You must add 0000 before your number to use as promo code.


----------



## m3sm4r

Yetive said:


> You must add 0000 before your number to use as promo code.


I've tried that and it still doesn't work


----------



## m3sm4r

SallyHoover said:


> What is the item and are you putting the 00's before your employee number or starting with the first non zero #?
> Are you paying with a red card or target gift card?

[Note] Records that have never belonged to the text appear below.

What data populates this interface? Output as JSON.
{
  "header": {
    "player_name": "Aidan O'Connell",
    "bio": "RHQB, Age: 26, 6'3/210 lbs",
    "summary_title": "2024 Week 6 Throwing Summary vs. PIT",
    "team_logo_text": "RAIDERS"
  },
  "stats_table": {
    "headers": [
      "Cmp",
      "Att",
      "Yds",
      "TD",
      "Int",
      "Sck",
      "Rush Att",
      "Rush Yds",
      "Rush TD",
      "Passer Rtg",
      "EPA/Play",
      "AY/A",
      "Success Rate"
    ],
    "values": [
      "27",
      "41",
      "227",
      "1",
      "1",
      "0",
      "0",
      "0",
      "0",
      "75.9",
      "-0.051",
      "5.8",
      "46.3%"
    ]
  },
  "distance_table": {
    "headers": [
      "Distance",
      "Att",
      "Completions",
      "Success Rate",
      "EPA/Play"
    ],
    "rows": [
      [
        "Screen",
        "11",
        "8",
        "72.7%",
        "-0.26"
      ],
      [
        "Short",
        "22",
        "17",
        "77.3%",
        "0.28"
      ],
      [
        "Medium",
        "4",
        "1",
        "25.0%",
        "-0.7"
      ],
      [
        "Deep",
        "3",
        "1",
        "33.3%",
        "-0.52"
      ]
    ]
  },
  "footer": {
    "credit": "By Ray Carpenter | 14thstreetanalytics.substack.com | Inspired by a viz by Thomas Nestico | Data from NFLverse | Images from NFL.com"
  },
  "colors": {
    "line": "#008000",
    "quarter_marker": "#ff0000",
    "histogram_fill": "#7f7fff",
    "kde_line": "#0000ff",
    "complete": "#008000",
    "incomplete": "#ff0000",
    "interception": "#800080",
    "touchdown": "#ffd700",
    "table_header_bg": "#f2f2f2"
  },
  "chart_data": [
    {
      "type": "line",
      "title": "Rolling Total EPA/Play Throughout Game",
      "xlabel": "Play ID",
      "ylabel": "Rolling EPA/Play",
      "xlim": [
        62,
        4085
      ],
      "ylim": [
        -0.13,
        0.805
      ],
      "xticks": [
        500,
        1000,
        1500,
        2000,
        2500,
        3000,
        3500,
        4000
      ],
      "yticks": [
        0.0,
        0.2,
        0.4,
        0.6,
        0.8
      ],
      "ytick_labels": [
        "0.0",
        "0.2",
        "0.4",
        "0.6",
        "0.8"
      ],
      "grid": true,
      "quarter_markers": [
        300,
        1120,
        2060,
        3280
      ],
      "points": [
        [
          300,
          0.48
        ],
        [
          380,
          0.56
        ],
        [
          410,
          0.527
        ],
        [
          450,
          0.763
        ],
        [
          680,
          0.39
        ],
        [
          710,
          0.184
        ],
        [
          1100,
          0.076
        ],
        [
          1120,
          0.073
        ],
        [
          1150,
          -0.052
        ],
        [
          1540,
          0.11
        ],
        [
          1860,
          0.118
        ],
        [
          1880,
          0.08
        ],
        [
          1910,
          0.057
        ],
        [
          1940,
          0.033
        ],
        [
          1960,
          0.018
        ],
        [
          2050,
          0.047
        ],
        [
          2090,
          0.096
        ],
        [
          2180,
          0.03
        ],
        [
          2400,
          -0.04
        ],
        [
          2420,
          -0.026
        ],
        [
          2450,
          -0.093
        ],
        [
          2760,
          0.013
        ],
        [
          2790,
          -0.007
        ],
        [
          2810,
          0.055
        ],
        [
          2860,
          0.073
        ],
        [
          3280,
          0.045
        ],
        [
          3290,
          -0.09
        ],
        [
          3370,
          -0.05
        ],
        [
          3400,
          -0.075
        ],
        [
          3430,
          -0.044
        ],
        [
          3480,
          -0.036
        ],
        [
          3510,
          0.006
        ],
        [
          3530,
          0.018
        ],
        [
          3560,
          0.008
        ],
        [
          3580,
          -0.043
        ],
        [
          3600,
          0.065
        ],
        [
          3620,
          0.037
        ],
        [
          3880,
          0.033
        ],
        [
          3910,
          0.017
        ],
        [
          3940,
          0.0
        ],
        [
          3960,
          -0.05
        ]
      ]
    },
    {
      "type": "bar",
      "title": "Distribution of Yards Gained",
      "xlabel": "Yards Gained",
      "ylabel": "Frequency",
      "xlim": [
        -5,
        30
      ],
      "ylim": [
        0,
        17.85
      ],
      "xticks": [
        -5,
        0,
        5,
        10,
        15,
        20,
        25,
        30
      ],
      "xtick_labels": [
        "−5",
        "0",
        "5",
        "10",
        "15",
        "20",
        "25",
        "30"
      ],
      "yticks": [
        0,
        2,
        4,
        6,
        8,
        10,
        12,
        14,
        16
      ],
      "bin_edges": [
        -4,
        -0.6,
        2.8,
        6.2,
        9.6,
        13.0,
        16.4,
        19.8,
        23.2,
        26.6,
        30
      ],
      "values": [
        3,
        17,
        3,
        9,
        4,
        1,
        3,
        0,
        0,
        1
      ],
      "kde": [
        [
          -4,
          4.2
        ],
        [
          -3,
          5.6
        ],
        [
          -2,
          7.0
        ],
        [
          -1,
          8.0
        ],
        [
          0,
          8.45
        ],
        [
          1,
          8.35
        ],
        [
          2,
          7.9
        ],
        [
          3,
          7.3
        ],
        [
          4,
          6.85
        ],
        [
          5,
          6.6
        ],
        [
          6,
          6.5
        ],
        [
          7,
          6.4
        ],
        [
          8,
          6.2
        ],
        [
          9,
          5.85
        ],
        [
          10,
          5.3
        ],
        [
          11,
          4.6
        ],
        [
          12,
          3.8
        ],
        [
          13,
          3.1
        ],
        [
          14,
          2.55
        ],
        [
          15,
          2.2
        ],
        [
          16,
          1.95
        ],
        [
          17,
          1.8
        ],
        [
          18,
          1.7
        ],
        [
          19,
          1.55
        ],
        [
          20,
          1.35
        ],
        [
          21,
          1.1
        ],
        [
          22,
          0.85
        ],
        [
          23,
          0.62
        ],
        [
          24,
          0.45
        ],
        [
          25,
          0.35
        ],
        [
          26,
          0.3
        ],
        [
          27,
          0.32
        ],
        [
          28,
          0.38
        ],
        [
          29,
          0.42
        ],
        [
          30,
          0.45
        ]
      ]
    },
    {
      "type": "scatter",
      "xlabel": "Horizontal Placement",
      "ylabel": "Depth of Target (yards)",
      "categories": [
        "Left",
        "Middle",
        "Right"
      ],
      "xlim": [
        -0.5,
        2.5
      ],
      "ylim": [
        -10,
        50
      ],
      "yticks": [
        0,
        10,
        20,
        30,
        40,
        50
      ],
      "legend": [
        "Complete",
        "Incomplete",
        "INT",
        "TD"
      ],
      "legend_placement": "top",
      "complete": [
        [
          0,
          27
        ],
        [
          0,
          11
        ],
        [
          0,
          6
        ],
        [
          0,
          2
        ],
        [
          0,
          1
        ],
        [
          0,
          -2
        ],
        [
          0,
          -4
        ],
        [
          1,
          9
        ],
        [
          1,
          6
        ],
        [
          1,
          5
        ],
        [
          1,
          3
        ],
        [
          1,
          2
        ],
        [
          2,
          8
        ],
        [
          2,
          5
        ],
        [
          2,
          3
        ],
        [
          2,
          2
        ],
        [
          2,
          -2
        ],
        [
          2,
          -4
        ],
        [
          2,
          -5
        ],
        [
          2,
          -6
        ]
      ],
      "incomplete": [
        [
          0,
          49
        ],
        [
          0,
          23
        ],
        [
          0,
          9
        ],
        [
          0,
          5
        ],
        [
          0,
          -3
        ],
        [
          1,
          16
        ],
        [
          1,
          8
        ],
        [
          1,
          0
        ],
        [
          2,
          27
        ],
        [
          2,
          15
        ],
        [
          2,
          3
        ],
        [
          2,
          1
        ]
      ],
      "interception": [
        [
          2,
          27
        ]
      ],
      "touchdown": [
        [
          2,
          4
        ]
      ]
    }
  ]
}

I've tried putting the employee discount on all sorts of items, things I know it should work on, and I've tried with and without the zeros. I'm paying using a giftcard


----------



## Hardlinesmaster

Discount will work with target gift cards only.


----------



## Amanda Cantwell

Hardlinesmaster said:


> Discount will work with target gift cards only.


and redcard!


m3sm4r said:


> I've tried putting the employee discount on all sorts of items, things I know it should work on, and I've tried with and without the zeros. I'm paying using a giftcard


contact target guest service and they can help add the discount to the account.


----------



## Tessa120

Have you tried two leading zeros, not four, in the promo code?


----------



## djk1026

Is anyone having a problem using the discount with the new SCO software?


----------



## Hardlinesmaster

djk1026 said:


> Is anyone having a problem using the discount with the new SCO software?


No.


----------



## Amanda Cantwell

No works for me when I scan wallet


----------



## DBZ

You won't see your discount till you click checkout


----------



## lokinix

You can use TCU cards for the discount, but only in store, they don't have it setup for the website.


----------



## Guest Avocado

Been working fine for me


----------



## Megadeaf

Thanks, that was my problem, I noticed after the fact it WAS a Target + item.


----------



## SallyHoover

m3sm4r said:


> I recently tried to make an online purchase. I've linked my team member number to my target account, tried putting it in as a promo code, and everything, but it keeps telling me that it doesn't exist. I can use my discount in stores, but what I want is online only, so its really inconvenient. I've checked and the item is something the discount should cover. Do you guys know what I'm doing wrong or what I could do to fix it? Thank you!


Try it as a promo code with 12 digits.  Just add zero's at the beginning until you get to 12 or try it without the zeros.


----------